Les Diables - The Devils, Ken Russell (1971)

Au 17ème siècle, en France. La ville de Loudun se retrouve sous la menace du Cardinal Richelieu (Christopher Logue), soucieux de soumettre les villes fortifiées pour étendre son pouvoir et celui du Roi Louis XIII (Graham Armitage). Le prêtre Urbain Grandier (Oliver Reed), temporairement responsable de Loudun suite au décès de son gouverneur, s’oppose fermement au Baron de Laubardemont (Dudley Sutton) et à ses sbires, venus détruire les fortifications de la ville. Mais la situation se complique lorsque la mère supérieure Jeanne des Anges (Vanessa Redgrave), membre du couvent de Loudun, est sujette à des fantasmes et délires hallucinatoires, résultant de son attirance pour Grandier. Des opposants de ce dernier vont alors chercher à utiliser le témoignage de sœur Jeanne pour décrédibiliser le prêtre…

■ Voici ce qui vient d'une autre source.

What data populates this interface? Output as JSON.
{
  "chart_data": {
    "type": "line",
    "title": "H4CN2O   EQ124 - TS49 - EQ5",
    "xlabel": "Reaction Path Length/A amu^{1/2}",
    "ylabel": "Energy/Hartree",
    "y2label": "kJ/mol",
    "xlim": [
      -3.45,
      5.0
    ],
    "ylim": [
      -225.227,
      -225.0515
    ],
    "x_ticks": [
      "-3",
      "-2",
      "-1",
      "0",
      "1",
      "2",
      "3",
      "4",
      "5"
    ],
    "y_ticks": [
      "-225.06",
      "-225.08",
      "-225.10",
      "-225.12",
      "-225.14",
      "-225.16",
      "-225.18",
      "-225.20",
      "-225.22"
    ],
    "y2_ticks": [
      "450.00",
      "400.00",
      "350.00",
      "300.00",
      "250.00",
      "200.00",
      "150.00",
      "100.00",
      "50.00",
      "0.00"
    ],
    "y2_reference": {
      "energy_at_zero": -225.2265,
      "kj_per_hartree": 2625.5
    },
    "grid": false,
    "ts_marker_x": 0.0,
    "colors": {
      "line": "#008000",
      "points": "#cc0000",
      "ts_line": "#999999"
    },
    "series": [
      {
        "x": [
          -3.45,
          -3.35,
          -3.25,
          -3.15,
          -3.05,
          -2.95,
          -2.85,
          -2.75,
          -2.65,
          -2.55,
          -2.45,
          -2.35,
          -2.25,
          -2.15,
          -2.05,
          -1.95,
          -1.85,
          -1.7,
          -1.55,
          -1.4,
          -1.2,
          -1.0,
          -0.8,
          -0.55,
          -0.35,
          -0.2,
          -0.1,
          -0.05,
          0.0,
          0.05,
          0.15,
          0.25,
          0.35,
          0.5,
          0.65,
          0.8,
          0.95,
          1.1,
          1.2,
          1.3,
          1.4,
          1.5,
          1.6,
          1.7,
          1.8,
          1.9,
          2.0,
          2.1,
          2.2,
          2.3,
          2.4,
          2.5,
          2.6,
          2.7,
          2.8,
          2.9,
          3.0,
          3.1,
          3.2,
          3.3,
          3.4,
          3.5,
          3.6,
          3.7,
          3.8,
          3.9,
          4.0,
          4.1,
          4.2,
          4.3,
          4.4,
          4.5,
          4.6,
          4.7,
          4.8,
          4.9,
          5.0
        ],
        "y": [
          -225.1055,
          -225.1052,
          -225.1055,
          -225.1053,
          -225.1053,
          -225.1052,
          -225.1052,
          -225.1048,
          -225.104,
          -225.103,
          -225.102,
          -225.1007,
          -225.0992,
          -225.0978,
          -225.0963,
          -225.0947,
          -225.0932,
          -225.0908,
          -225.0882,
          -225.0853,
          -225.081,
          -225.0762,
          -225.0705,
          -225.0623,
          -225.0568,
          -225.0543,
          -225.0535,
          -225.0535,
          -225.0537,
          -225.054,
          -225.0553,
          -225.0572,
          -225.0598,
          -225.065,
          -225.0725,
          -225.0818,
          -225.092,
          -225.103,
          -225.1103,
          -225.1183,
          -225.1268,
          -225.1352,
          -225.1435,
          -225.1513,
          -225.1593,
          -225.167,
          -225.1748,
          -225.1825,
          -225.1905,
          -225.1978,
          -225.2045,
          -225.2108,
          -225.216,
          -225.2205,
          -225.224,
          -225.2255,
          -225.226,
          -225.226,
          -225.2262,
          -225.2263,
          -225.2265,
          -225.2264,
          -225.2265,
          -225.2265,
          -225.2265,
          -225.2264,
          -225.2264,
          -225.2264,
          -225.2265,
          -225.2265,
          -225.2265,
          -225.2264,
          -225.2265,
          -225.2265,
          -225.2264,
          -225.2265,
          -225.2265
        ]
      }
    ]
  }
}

My most, indeed my only, political film. C’est en ces termes que Ken Russell définit The Devils, le film le plus controversé de sa carrière et un de ses chefs d’œuvre. Le projet arrive à point nommé pour Russell qui aura distillé son sens de la provocation avec une audace croissante au fil de ses premières productions de cinéma - déjà latente dans ses documentaires pour la télévision dont Dance of the Seven Veils un consacré à Richard Strauss et où il associe le compositeur à un nazi. Un cerveau d'un milliard de dollars (1967) amenait une folie et un excès contagieux dans la très sérieuse et cérébrale série d’espionnage Harry Palmer. Women in love (1969) amenait une sensualité audacieuse à cette adaptation de D.H. Lawrence y dévoilant le temps d’une scène le thème récurrent chez Russell de l’homosexualité qui se révèlerait explicitement dans le biopic de Tchaïkovski The Music Lovers (1970). Chacune de ces tentatives sera saluée de succès malgré les scandales et c’est un Ken Russell en pleine confiance et sûr de son art qui va s’attaquer à The Devils.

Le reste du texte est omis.